O Departamento de Justiça decidiu que as regras antigas - leis, fatos, realidade básica - estavam apenas atrasando as coisas. Sob a supervisão do Procurador-Geral Interino Todd Blanche, que parece estar fazendo um teste para o cargo permanente sendo mais Trump que o Trump, o DOJ anunciou uma enxurrada de novas acusações e protocolou uma moção judicial que parece um post do Truth Social com notas de rodapé. O objetivo, ao que parece, é dar ao Presidente Trump as manchetes e a vingança que ele deseja, mesmo que isso signifique tratar a lei como uma caixa de sugestões.

A acusação contra o Southern Poverty Law Center (SPLC), um grupo antiextremismo de esquerda que há muito é uma pedra no sapato da direita, deu início a esta nova era. Blanche alegou que o SPLC estava "fabricando o extremismo que pretende combater pagando fontes para incitar o ódio racial". Ele ficou ao lado do Diretor do FBI Kash Patel, ladeado por cartazes contabilizando fundos supostamente gastos com informantes. Trump, sempre o advogado, acrescentou no Truth Social que, se as alegações forem verdadeiras, "a Eleição Presidencial de 2020 deve ser permanentemente apagada dos livros". A acusação em si é escrita de forma evasiva, insinuando mais do que afirma diretamente: que o SPLC enviou fundos para informantes e usou empresas de fachada para esconder os pagamentos. Um pequeno problema: pagar informantes não é crime, e o governo não mostrou que os doadores foram enganados, o que é essencial para a acusação de fraude eletrônica. A acusação também acusa o SPLC sob um estatuto sobre mentir para influenciar um banco, mas não explica quais foram as mentiras ou o que o SPLC supostamente queria que o banco fizesse. Como o ex-promotor do DOJ Kyle Boynton colocou, isso é "uma nova frente na má conduta processual que este departamento está disposto a cometer para obter uma acusação".

Os documentos judiciais do SPLC minam ainda mais as alegações da administração. Em uma entrevista à Fox News, Blanche afirmou que o SPLC nunca compartilhou o que aprendeu com as autoridades policiais - alimentando uma conspiração MAGA de que a violência em Charlottesville em 2017 foi uma armação do SPLC. Mas a moção do SPLC para obter transcrições do grande júri afirma que "usou o programa de informantes para coletar informações volumosas e detalhadas sobre o risco de violência em Charlottesville" e compartilhou isso com o FBI antes do comício Unite the Right. Também repassou material que pode ter ajudado a evitar um ataque terrorista de supremacistas brancos em Las Vegas. Nenhum desses detalhes foi incluído na acusação, presumivelmente porque arruinariam a história que a administração quer contar.

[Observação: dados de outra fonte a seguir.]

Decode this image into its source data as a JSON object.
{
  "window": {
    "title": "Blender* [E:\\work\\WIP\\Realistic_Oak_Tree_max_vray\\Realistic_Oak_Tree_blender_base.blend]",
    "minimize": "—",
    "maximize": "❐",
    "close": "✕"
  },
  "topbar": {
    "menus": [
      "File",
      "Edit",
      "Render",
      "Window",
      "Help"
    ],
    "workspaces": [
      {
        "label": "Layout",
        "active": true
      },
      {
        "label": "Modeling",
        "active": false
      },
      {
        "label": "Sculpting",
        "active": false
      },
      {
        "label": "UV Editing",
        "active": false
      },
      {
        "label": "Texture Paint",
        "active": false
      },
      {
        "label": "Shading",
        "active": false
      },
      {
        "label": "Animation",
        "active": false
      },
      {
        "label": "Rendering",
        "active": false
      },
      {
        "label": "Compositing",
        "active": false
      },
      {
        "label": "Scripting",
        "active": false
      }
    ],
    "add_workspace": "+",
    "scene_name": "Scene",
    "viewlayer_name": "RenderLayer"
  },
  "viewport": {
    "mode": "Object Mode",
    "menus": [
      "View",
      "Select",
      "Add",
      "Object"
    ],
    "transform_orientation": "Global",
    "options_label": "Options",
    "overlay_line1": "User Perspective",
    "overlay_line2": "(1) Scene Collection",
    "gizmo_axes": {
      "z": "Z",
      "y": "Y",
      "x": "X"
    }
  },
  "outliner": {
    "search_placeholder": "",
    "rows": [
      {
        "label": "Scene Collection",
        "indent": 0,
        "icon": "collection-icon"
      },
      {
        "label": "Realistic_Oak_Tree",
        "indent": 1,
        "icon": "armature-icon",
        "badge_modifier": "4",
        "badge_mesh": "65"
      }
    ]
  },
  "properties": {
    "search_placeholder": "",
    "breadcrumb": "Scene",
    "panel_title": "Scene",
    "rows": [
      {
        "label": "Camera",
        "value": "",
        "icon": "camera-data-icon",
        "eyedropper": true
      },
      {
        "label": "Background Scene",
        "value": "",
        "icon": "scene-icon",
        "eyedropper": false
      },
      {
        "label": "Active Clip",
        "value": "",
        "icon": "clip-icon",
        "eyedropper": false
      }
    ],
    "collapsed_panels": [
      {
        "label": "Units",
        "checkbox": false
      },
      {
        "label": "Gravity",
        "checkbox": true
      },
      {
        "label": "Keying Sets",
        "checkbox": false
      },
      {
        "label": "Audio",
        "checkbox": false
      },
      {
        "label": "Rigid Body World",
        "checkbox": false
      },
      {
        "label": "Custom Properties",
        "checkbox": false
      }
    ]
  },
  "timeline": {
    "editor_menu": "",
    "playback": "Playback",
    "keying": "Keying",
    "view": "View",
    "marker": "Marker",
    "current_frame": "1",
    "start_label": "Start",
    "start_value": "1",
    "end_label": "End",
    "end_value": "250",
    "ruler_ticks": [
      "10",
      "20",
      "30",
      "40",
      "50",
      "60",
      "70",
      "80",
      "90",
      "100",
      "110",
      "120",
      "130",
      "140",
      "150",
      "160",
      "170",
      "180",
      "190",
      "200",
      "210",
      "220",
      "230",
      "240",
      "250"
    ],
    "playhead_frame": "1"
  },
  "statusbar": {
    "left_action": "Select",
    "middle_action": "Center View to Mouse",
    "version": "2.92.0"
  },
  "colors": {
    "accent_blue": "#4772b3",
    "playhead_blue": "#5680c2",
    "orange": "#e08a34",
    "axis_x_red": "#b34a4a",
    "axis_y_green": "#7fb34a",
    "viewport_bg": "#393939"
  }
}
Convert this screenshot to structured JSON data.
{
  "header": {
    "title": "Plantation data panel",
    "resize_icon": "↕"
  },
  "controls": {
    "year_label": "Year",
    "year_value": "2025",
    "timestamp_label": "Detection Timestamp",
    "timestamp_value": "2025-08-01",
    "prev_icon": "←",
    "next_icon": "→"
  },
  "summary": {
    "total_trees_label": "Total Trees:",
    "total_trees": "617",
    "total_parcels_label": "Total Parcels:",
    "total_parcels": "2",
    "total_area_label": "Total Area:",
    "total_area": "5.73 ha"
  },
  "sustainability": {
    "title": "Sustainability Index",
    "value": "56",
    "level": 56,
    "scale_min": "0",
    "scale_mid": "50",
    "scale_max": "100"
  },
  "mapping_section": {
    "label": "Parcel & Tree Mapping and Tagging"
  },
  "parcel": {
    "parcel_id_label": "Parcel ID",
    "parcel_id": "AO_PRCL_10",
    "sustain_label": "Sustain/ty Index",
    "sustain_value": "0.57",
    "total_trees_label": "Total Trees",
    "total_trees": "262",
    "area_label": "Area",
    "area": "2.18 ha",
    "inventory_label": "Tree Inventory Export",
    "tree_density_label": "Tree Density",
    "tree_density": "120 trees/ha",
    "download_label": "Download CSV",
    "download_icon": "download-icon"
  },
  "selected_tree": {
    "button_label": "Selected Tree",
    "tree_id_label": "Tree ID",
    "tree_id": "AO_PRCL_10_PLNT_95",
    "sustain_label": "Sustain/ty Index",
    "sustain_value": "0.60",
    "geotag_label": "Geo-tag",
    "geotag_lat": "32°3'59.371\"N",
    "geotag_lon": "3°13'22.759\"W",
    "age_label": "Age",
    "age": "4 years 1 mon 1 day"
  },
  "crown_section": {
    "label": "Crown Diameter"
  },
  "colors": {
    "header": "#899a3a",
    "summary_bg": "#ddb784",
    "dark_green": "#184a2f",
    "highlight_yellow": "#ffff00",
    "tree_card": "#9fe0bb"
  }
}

O mesmo desrespeito pela realidade aparece nos argumentos do DOJ sobre o projeto do salão de baile de Trump. Após uma tentativa de ataque no Jantar dos Correspondentes da Casa Branca, Trump insistiu em construir um "Salão de Baile Militarmente Secreto" onde antes ficava a Ala Leste. O DOJ protocolou uma moção exigindo que o Juiz Distrital Richard Leon dissolvesse uma liminar suspendendo a construção. O documento parece um desabafo de Trump: os autores "são muito ruins para o nosso País" e "sofrem de Síndrome de Trump Derangement", e o salão de baile será construído "GRATUITAMENTE COMO UM PRESENTE PARA O PAÍS!" Isso não é padrão do DOJ - historicamente, o departamento se orgulhava de sua prosa "cinza governamental". O objetivo, presumivelmente, é apenas deixar o chefe feliz a curto prazo, já que há pouca razão para acreditar que o Juiz Leon ficará encantado.

Um dia após esse protocolo, Blanche e Patel revelaram uma nova acusação contra o ex-Diretor do FBI James Comey - o segundo caso criminal contra ele depois que uma acusação anterior foi arquivada em novembro. As acusações decorrem de um post no Instagram de um ano atrás: Comey, de férias, compartilhou uma foto de conchas arranjadas para soletrar "86 47". Aliados de Trump alegaram que "86" é gíria para "assassinar" e "47" se refere a Trump, o 47º presidente. Mas "86" é mais comumente usado em restaurantes para significar que um item está fora de estoque ou para expulsar um cliente problemático. Até mesmo o DOJ de Bondi se recusou a levar a sério. Blanche, no entanto, reviveu o caso após a saída de Bondi e ordenou que promotores da Carolina do Norte buscassem uma acusação.